067: Duct Tape, Hammers, and the Myth of “Soft” Skills

Sep 23, 2025

Near my kitchen, I keep two easy-to-grab baskets.

One holds a hammer, screwdriver, nails, and screws. I rarely use it, but when I do, it’s for something obvious, like hanging a whiteboard in my office, putting up a picture, or fixing a stubborn shelf.

The other basket holds the real workhorses: duct tape, scotch tape, and a glue gun. Those get used almost daily.

They may not look as “serious” as the hammer, but they solve more problems in a week than the hammer does in a month.

If someone peeked into both baskets, they might label the hammer as a “real” tool and the duct tape as a “soft” one, because it isn’t heavy, loud, or meant for the big jobs.

But anyone who has used duct tape to save a bracket on a shelf, hold a chair together, plug a small leak, or invent a quick activity to keep three young boys busy knows the truth: there’s nothing “soft” about a tool that holds things together. Sometimes, it even holds my sanity.

The SEL Connection

This same labeling problem happened in the late 1960s and early 1970s in the U.S. Army.

Researchers were studying why some units performed better than others, even though their technical training in weapons, logistics, and strategy was identical.

The deciding factors? Leadership, teamwork, adaptability, communication, and problem-solving.

They needed a way to categorize these differences.

  • Technical and operational skills became “hard skills” because they were measurable, specific, and concrete.

  • Interpersonal skills were labeled “soft skills.” Not because they were less important, but because they were harder to measure.

The name stuck.

Unfortunately, over time, “soft” started to sound like “optional” or “secondary.”

That was never the case.

Why This Matters

Social and emotional learning develops the exact abilities the Army was describing: managing emotions, working with others, adapting to challenges, and persisting when plans change.

Without these skills, technical ability can’t reach its full potential.

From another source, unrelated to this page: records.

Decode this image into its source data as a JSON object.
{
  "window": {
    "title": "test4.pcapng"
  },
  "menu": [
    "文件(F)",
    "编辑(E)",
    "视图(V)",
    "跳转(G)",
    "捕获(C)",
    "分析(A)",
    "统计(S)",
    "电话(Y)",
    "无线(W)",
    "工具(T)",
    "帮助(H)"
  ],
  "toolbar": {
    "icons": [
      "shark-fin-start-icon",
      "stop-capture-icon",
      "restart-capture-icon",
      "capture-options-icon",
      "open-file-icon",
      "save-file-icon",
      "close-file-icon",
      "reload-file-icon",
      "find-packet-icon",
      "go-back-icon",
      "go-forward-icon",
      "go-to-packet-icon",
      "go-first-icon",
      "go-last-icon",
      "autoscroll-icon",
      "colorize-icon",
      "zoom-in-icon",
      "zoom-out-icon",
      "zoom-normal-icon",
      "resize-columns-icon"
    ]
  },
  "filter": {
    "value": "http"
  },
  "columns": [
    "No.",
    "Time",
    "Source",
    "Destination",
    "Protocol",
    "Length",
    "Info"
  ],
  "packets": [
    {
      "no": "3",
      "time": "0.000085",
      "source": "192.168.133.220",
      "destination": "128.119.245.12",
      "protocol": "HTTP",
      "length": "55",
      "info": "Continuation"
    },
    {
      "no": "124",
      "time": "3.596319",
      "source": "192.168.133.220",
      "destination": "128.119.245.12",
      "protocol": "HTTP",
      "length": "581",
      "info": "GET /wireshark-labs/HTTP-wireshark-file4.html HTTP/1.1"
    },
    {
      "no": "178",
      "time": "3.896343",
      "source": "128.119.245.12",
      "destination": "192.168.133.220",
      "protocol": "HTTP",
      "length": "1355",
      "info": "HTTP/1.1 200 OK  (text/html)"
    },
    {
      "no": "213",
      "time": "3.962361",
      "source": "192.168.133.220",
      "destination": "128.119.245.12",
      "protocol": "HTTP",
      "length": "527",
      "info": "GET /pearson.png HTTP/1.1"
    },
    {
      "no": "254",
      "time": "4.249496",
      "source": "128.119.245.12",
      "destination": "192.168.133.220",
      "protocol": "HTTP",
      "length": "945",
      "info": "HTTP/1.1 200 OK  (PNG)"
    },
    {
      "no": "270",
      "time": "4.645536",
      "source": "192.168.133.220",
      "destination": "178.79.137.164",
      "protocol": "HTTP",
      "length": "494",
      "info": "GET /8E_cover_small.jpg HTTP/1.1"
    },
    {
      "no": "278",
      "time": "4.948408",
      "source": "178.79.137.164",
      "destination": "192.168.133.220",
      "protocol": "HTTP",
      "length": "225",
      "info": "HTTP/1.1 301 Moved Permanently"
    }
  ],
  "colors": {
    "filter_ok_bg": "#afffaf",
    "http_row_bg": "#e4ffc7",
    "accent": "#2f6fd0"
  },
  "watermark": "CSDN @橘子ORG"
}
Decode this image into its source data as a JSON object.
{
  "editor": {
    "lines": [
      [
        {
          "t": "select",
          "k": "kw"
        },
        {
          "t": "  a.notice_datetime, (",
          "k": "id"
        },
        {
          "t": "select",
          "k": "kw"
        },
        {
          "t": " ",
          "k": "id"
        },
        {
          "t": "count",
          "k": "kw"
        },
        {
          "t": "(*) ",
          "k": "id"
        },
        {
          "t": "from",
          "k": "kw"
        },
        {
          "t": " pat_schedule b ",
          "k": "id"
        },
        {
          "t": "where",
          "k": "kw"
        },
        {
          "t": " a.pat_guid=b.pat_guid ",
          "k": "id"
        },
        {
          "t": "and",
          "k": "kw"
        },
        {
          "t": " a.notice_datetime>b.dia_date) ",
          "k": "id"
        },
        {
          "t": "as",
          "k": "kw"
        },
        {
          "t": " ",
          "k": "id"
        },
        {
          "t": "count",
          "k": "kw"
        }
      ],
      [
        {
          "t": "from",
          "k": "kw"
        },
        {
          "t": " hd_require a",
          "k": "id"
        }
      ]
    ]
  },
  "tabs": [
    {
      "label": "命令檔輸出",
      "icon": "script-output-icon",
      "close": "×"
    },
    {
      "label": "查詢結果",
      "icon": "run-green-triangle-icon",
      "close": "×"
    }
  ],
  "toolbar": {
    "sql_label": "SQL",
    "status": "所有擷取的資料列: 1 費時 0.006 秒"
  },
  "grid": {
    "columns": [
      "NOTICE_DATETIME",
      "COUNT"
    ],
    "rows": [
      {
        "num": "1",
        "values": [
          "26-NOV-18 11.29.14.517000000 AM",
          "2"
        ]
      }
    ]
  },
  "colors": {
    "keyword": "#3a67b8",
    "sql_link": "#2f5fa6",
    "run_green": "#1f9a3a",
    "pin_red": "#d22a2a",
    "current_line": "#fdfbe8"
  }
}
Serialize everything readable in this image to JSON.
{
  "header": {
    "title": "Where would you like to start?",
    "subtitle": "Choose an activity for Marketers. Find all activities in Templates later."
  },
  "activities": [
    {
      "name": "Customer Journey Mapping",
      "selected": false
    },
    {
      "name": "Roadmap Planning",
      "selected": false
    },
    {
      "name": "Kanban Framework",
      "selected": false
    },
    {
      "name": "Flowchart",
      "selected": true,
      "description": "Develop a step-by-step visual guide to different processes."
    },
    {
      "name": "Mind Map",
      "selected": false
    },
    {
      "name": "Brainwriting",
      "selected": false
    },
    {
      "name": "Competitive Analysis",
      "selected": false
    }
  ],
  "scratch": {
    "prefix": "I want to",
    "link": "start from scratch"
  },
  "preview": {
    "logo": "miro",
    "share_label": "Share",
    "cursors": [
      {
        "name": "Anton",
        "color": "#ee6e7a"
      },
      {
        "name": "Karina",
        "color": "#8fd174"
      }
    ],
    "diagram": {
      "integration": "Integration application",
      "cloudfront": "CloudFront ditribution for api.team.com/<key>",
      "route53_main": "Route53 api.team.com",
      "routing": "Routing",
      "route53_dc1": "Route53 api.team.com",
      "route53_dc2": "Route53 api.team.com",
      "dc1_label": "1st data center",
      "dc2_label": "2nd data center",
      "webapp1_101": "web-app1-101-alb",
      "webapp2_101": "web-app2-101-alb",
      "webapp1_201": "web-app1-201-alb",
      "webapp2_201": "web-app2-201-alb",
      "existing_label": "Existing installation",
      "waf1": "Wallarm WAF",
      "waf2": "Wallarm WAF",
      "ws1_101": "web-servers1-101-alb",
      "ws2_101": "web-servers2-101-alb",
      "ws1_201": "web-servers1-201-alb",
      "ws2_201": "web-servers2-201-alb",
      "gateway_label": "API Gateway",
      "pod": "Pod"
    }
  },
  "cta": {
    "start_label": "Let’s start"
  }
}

Calling SEL “soft” is like calling duct tape “optional.”

These are essential skills... the ones that hold everything together.

Try This Tomorrow

As the school year unfolds, take a moment to notice where SEL skills are already doing the quiet but powerful work of holding things together:

  • Where are things running smoothly because someone communicated clearly?

  • When has flexibility kept a small problem from becoming a crisis?

  • How often do empathy or listening shift the tone of a conversation?

  • Where can you point out the power of SEL skills in your classroom, team, or community?

The hammer might get all the credit as the “real” tool.

But more often than not, it’s the duct tape (the so-called “soft skills”) that keep everything from falling apart.